Trotz Differenzen mit den Ländern setzt Bundesgesundheitsminister Karl Lauterbach auf zügige Schritte zur geplanten Reform. Qualitätsvorgaben sind für ihn nicht verhandelbar und ein Gesetzentwurf zur Reform liegt den Ländern und Verbänden bis zum 30. April zur Stellungnahme vor. Die ostdeutschen Länder haben eine gemeinsame Stellungnahme erarbeitet, in der es um die Sicherung der medizinischen Versorgung in dünn besiedelten Regionen und um kleine Grundversorger geht.

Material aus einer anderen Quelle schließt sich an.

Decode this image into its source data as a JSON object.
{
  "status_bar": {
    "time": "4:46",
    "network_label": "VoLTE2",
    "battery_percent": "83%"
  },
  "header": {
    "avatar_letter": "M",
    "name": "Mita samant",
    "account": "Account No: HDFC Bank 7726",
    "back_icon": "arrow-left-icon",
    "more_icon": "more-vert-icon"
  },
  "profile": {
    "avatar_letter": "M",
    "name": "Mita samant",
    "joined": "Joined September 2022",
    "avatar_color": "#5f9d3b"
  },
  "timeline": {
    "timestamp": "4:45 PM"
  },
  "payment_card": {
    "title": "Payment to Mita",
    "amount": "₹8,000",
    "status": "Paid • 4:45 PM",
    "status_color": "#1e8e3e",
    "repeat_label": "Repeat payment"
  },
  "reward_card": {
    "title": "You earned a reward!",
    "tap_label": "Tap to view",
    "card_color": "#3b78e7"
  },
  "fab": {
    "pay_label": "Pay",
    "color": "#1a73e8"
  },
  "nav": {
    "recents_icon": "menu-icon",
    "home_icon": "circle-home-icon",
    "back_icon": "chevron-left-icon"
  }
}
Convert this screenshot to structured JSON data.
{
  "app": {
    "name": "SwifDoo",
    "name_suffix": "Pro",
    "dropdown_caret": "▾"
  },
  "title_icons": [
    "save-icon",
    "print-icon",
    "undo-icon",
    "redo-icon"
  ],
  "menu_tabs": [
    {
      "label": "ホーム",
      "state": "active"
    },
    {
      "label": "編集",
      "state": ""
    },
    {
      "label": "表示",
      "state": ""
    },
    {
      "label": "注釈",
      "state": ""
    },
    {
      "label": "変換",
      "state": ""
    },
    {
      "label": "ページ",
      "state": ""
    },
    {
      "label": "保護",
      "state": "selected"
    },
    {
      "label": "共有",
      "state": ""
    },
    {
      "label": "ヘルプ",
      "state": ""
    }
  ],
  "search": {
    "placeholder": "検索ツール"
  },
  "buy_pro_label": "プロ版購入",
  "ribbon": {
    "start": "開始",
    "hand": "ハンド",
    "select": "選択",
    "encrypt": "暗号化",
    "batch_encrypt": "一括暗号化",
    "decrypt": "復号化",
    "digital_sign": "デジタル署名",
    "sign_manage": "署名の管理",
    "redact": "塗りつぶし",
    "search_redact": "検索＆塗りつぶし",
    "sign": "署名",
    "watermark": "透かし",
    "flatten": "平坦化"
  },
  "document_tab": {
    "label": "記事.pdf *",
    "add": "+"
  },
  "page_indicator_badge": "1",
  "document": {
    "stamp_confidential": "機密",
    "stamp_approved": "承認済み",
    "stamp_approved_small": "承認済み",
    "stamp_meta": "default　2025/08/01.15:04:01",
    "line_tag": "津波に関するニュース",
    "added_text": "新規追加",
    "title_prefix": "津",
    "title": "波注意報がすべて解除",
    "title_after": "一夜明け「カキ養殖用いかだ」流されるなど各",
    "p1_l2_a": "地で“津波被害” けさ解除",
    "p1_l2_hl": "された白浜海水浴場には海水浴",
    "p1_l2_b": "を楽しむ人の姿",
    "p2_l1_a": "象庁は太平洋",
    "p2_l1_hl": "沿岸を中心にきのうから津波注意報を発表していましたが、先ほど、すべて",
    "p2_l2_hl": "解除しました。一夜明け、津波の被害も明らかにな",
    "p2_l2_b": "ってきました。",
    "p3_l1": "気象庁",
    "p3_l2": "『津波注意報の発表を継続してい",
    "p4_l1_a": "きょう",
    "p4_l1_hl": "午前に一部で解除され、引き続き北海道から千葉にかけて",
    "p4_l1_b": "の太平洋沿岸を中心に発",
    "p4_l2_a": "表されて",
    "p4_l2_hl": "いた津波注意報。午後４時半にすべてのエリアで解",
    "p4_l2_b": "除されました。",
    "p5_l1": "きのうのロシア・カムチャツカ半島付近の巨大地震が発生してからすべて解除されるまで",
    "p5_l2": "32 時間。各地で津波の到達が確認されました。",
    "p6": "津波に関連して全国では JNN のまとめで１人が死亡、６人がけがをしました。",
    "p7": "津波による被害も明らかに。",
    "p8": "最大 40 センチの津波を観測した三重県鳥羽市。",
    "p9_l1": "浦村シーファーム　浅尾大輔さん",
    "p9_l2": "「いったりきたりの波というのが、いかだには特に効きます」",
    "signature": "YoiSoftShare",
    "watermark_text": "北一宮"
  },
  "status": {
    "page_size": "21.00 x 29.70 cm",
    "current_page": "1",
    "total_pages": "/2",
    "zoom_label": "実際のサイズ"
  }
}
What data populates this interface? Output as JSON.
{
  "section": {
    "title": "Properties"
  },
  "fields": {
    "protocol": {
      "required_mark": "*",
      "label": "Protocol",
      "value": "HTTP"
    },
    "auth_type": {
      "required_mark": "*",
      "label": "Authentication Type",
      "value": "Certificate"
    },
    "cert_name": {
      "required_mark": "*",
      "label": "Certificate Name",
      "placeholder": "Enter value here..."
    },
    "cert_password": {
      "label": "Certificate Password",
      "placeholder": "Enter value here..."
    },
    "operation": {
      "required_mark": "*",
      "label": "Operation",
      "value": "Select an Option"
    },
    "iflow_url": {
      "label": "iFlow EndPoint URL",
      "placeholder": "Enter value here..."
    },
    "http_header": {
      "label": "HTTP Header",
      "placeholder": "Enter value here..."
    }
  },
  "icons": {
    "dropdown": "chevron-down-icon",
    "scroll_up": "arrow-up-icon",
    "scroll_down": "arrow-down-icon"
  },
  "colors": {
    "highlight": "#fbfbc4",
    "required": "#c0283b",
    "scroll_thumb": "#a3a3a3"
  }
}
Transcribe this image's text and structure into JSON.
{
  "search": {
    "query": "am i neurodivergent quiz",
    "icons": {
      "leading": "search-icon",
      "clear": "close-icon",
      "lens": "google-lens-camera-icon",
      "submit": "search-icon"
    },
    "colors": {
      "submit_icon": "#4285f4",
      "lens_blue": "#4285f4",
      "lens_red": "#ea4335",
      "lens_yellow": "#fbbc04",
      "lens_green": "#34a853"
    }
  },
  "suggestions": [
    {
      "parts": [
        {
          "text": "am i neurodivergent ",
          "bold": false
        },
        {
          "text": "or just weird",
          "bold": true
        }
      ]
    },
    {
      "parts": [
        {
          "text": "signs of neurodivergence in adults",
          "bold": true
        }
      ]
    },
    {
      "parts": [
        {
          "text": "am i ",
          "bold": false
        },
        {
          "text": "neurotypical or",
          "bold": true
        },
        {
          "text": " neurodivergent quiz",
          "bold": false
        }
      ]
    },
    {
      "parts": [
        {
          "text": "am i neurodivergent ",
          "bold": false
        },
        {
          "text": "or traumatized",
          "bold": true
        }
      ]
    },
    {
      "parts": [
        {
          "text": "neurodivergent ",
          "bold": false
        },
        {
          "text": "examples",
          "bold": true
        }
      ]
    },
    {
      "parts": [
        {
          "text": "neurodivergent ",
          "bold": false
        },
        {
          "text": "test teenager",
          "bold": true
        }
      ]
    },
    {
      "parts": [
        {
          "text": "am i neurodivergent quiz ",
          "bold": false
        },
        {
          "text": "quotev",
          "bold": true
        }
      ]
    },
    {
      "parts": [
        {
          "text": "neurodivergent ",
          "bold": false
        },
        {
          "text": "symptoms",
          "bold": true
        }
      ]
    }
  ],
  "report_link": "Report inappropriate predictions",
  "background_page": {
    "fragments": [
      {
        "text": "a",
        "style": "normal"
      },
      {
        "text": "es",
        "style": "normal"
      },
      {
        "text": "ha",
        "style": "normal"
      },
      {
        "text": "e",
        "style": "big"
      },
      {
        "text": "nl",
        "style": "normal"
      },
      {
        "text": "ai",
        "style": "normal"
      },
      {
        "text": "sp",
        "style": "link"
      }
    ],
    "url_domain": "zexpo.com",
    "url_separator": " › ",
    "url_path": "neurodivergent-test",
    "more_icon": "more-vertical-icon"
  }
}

Die Reformpläne zielen darauf ab, das Vergütungssystem für Kliniken zu ändern und den Druck zu reduzieren, immer mehr Behandlungsfälle abzudecken. Zukünftig sollen Kliniken 60 Prozent der Vergütung für das Vorhalten von Leistungsangeboten erhalten. Es gibt jedoch Befürchtungen, dass vor allem kleine Kliniken auf dem Land Nachteile durch die Reform haben könnten und möglicherweise schließen müssen. Die Ministerin betont, dass die Krankenhausplanung Ländersache sei und regionale Unterschiede berücksichtigt werden müssten, um Ungerechtigkeiten zu vermeiden.